Map applications are a popular type of application, with a variety of uses. For example, a user may use a map application to determine directions, or may use the map application to determine restaurants, banks, drugstores, and other businesses near a current location. Map applications are commonly integrated into smartphones, tablets, and vehicle navigation systems, and may be accessed by any computing device though the Internet.
One popular use for map applications is to view images (e.g., photographs) from a user's personal image collection. Icons representing the images are arranged on the map based on locations associated with each image. Where the images are photographs, the location may be the location where each photograph was taken.
Some current map applications allow users to explore maps from a variety of perspectives by changing a zoom level of the map, changing an orientation of the map, and changing a viewing angle of map. Typically, in response to such changes, the features of the map such as roads, buildings, trees, etc., are also changed to help orient the user and to provide an enhanced user experience. For example, if the user rotates the map by 90 degrees, the representations of buildings that are visible to the user may also be rotated 90 degrees.

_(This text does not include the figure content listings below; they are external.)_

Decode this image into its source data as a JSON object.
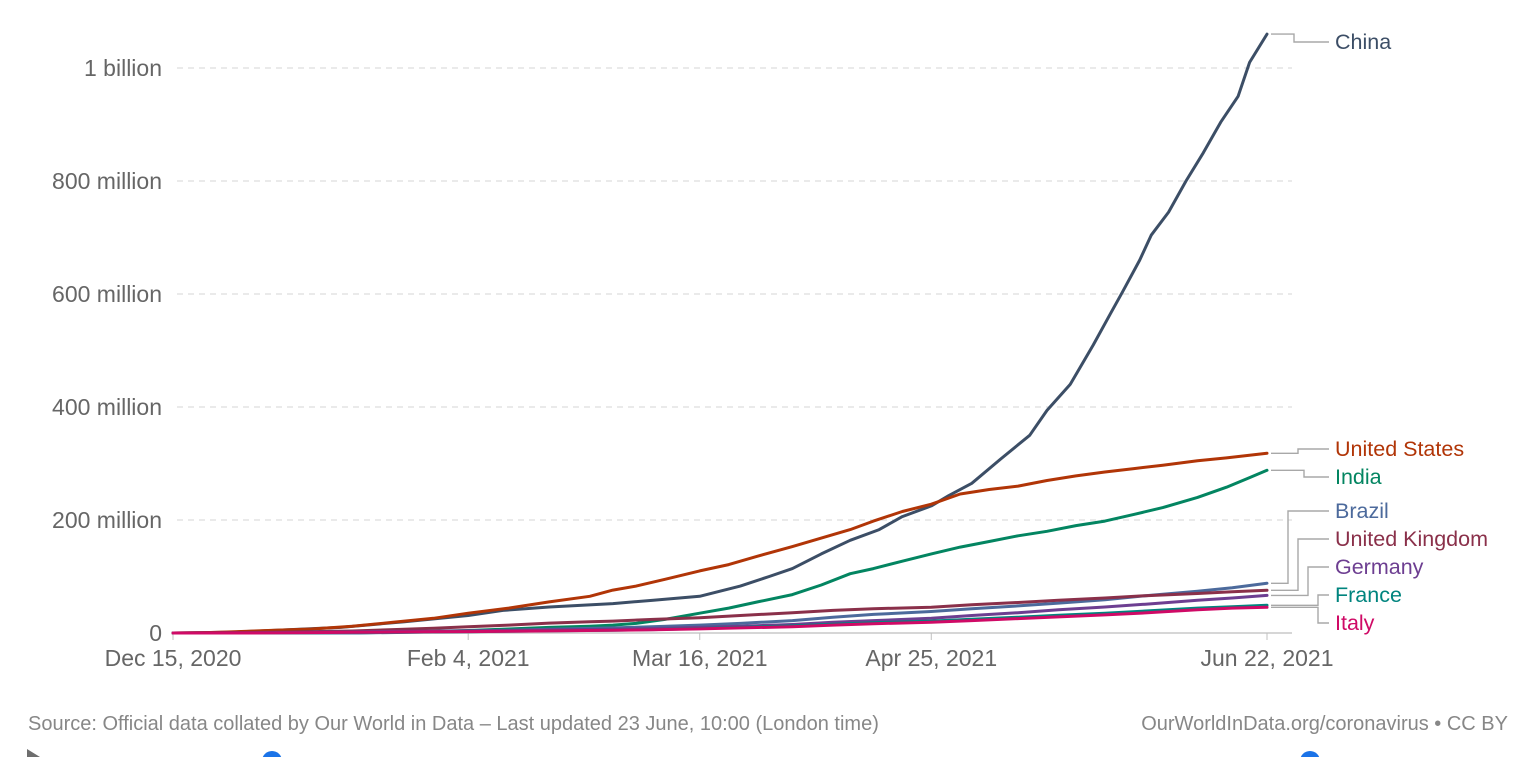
{
  "chart_data": {
    "type": "line",
    "title": "",
    "xlabel": "",
    "ylabel": "",
    "unit": "cumulative COVID-19 vaccine doses administered (millions)",
    "grid": "horizontal-dashed",
    "legend_position": "right",
    "x_unit": "days since Dec 15, 2020",
    "x_range_days": [
      0,
      189
    ],
    "ylim": [
      0,
      1070
    ],
    "y_ticks": [
      {
        "value": 0,
        "label": "0"
      },
      {
        "value": 200,
        "label": "200 million"
      },
      {
        "value": 400,
        "label": "400 million"
      },
      {
        "value": 600,
        "label": "600 million"
      },
      {
        "value": 800,
        "label": "800 million"
      },
      {
        "value": 1000,
        "label": "1 billion"
      }
    ],
    "x_ticks": [
      {
        "day": 0,
        "label": "Dec 15, 2020"
      },
      {
        "day": 51,
        "label": "Feb 4, 2021"
      },
      {
        "day": 91,
        "label": "Mar 16, 2021"
      },
      {
        "day": 131,
        "label": "Apr 25, 2021"
      },
      {
        "day": 189,
        "label": "Jun 22, 2021"
      }
    ],
    "series": [
      {
        "name": "China",
        "color": "#3C4E66",
        "points": [
          [
            0,
            0
          ],
          [
            10,
            1.5
          ],
          [
            17,
            4.5
          ],
          [
            29,
            10
          ],
          [
            40,
            20
          ],
          [
            51,
            31
          ],
          [
            57,
            40
          ],
          [
            65,
            46
          ],
          [
            76,
            52
          ],
          [
            83,
            58
          ],
          [
            91,
            65
          ],
          [
            98,
            83
          ],
          [
            103,
            100
          ],
          [
            107,
            114
          ],
          [
            112,
            140
          ],
          [
            117,
            164
          ],
          [
            122,
            183
          ],
          [
            126,
            206
          ],
          [
            131,
            225
          ],
          [
            134,
            243
          ],
          [
            138,
            265
          ],
          [
            143,
            308
          ],
          [
            148,
            350
          ],
          [
            151,
            394
          ],
          [
            155,
            440
          ],
          [
            159,
            510
          ],
          [
            162,
            566
          ],
          [
            164,
            603
          ],
          [
            167,
            660
          ],
          [
            169,
            704
          ],
          [
            172,
            745
          ],
          [
            175,
            800
          ],
          [
            178,
            850
          ],
          [
            181,
            904
          ],
          [
            184,
            950
          ],
          [
            186,
            1010
          ],
          [
            189,
            1060
          ]
        ]
      },
      {
        "name": "United States",
        "color": "#B13507",
        "points": [
          [
            0,
            0
          ],
          [
            5,
            0.6
          ],
          [
            10,
            2
          ],
          [
            17,
            4.6
          ],
          [
            24,
            7
          ],
          [
            31,
            12
          ],
          [
            38,
            19
          ],
          [
            45,
            26
          ],
          [
            51,
            35
          ],
          [
            58,
            44
          ],
          [
            65,
            55
          ],
          [
            72,
            65
          ],
          [
            76,
            76
          ],
          [
            80,
            83
          ],
          [
            85,
            95
          ],
          [
            91,
            110
          ],
          [
            96,
            121
          ],
          [
            101,
            136
          ],
          [
            107,
            153
          ],
          [
            112,
            168
          ],
          [
            117,
            183
          ],
          [
            121,
            198
          ],
          [
            126,
            215
          ],
          [
            131,
            228
          ],
          [
            136,
            246
          ],
          [
            141,
            254
          ],
          [
            146,
            260
          ],
          [
            151,
            270
          ],
          [
            156,
            278
          ],
          [
            161,
            285
          ],
          [
            166,
            291
          ],
          [
            171,
            297
          ],
          [
            177,
            305
          ],
          [
            182,
            310
          ],
          [
            189,
            318
          ]
        ]
      },
      {
        "name": "India",
        "color": "#038561",
        "points": [
          [
            0,
            0
          ],
          [
            31,
            0
          ],
          [
            32,
            0.2
          ],
          [
            38,
            1.5
          ],
          [
            45,
            3
          ],
          [
            51,
            4.4
          ],
          [
            58,
            7
          ],
          [
            65,
            10
          ],
          [
            72,
            12
          ],
          [
            76,
            14
          ],
          [
            80,
            17
          ],
          [
            85,
            24
          ],
          [
            91,
            35
          ],
          [
            96,
            44
          ],
          [
            101,
            55
          ],
          [
            107,
            68
          ],
          [
            112,
            85
          ],
          [
            117,
            105
          ],
          [
            121,
            114
          ],
          [
            126,
            127
          ],
          [
            131,
            140
          ],
          [
            136,
            152
          ],
          [
            141,
            162
          ],
          [
            146,
            172
          ],
          [
            151,
            180
          ],
          [
            156,
            190
          ],
          [
            161,
            198
          ],
          [
            166,
            210
          ],
          [
            171,
            222
          ],
          [
            177,
            240
          ],
          [
            182,
            258
          ],
          [
            186,
            275
          ],
          [
            189,
            288
          ]
        ]
      },
      {
        "name": "Brazil",
        "color": "#4C6A9C",
        "points": [
          [
            0,
            0
          ],
          [
            32,
            0
          ],
          [
            33,
            0.1
          ],
          [
            40,
            1
          ],
          [
            51,
            3.3
          ],
          [
            58,
            5
          ],
          [
            65,
            6.5
          ],
          [
            76,
            9
          ],
          [
            84,
            11.5
          ],
          [
            91,
            14
          ],
          [
            98,
            17
          ],
          [
            107,
            22
          ],
          [
            114,
            28
          ],
          [
            121,
            33
          ],
          [
            131,
            38
          ],
          [
            138,
            43
          ],
          [
            146,
            48
          ],
          [
            153,
            53
          ],
          [
            161,
            59
          ],
          [
            168,
            66
          ],
          [
            177,
            74
          ],
          [
            183,
            80
          ],
          [
            189,
            88
          ]
        ]
      },
      {
        "name": "United Kingdom",
        "color": "#8A304A",
        "points": [
          [
            0,
            0
          ],
          [
            5,
            0.5
          ],
          [
            10,
            0.9
          ],
          [
            17,
            1.4
          ],
          [
            24,
            2.5
          ],
          [
            31,
            3.6
          ],
          [
            38,
            6
          ],
          [
            45,
            8.4
          ],
          [
            51,
            11
          ],
          [
            58,
            14
          ],
          [
            65,
            17.5
          ],
          [
            72,
            20
          ],
          [
            76,
            21
          ],
          [
            83,
            24
          ],
          [
            91,
            27
          ],
          [
            98,
            31
          ],
          [
            107,
            36
          ],
          [
            114,
            40
          ],
          [
            121,
            43
          ],
          [
            131,
            45.5
          ],
          [
            138,
            50
          ],
          [
            146,
            54
          ],
          [
            153,
            58
          ],
          [
            161,
            62
          ],
          [
            168,
            66
          ],
          [
            177,
            70
          ],
          [
            183,
            73
          ],
          [
            189,
            75.5
          ]
        ]
      },
      {
        "name": "Germany",
        "color": "#6D3E91",
        "points": [
          [
            0,
            0
          ],
          [
            12,
            0
          ],
          [
            17,
            0.3
          ],
          [
            24,
            1.2
          ],
          [
            31,
            2
          ],
          [
            38,
            2.8
          ],
          [
            45,
            3.2
          ],
          [
            51,
            3.7
          ],
          [
            58,
            4.5
          ],
          [
            65,
            5.4
          ],
          [
            76,
            6.5
          ],
          [
            83,
            8
          ],
          [
            91,
            10
          ],
          [
            98,
            12
          ],
          [
            107,
            15
          ],
          [
            114,
            19
          ],
          [
            121,
            22
          ],
          [
            131,
            26
          ],
          [
            138,
            31
          ],
          [
            146,
            36
          ],
          [
            153,
            41
          ],
          [
            161,
            46
          ],
          [
            168,
            51
          ],
          [
            177,
            58
          ],
          [
            183,
            62
          ],
          [
            189,
            66.5
          ]
        ]
      },
      {
        "name": "France",
        "color": "#00847E",
        "points": [
          [
            0,
            0
          ],
          [
            12,
            0
          ],
          [
            17,
            0.1
          ],
          [
            24,
            0.5
          ],
          [
            31,
            1.1
          ],
          [
            38,
            1.5
          ],
          [
            45,
            1.8
          ],
          [
            51,
            2.2
          ],
          [
            58,
            3
          ],
          [
            65,
            3.9
          ],
          [
            76,
            4.7
          ],
          [
            83,
            6
          ],
          [
            91,
            8
          ],
          [
            98,
            10
          ],
          [
            107,
            12.5
          ],
          [
            114,
            15.5
          ],
          [
            121,
            18
          ],
          [
            131,
            21
          ],
          [
            138,
            24.5
          ],
          [
            146,
            28
          ],
          [
            153,
            31.5
          ],
          [
            161,
            35
          ],
          [
            168,
            39
          ],
          [
            177,
            44
          ],
          [
            183,
            46.5
          ],
          [
            189,
            49
          ]
        ]
      },
      {
        "name": "Italy",
        "color": "#CF0A66",
        "points": [
          [
            0,
            0
          ],
          [
            12,
            0
          ],
          [
            17,
            0.15
          ],
          [
            24,
            0.7
          ],
          [
            31,
            1.3
          ],
          [
            38,
            1.8
          ],
          [
            45,
            2.1
          ],
          [
            51,
            2.5
          ],
          [
            58,
            3.2
          ],
          [
            65,
            3.8
          ],
          [
            76,
            4.7
          ],
          [
            83,
            5.8
          ],
          [
            91,
            7.2
          ],
          [
            98,
            9
          ],
          [
            107,
            11
          ],
          [
            114,
            14
          ],
          [
            121,
            16.5
          ],
          [
            131,
            19
          ],
          [
            138,
            22
          ],
          [
            146,
            25.5
          ],
          [
            153,
            28.5
          ],
          [
            161,
            32
          ],
          [
            168,
            35.5
          ],
          [
            177,
            41
          ],
          [
            183,
            44
          ],
          [
            189,
            45.5
          ]
        ]
      }
    ]
  },
  "footer": {
    "source_left": "Source: Official data collated by Our World in Data – Last updated 23 June, 10:00 (London time)",
    "source_right": "OurWorldInData.org/coronavirus • CC BY"
  },
  "timeline": {
    "handle_color": "#1A73E8",
    "play_icon_color": "#666666"
  },
  "icons": {
    "play-icon": "▶"
  }
}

In contrast, images typically remain static in response to user changes to the map. For example, map applications may represent images using icons, or other static features, that may be clicked or selected by the user to view the associated image. If, after selecting an icon to view the associated image, the user makes a change to the map such as changing the orientation, the associated image is either removed from the map before the change is applied to the features of the map, or the associated image remains unchanged as the change is applied to the features of the map.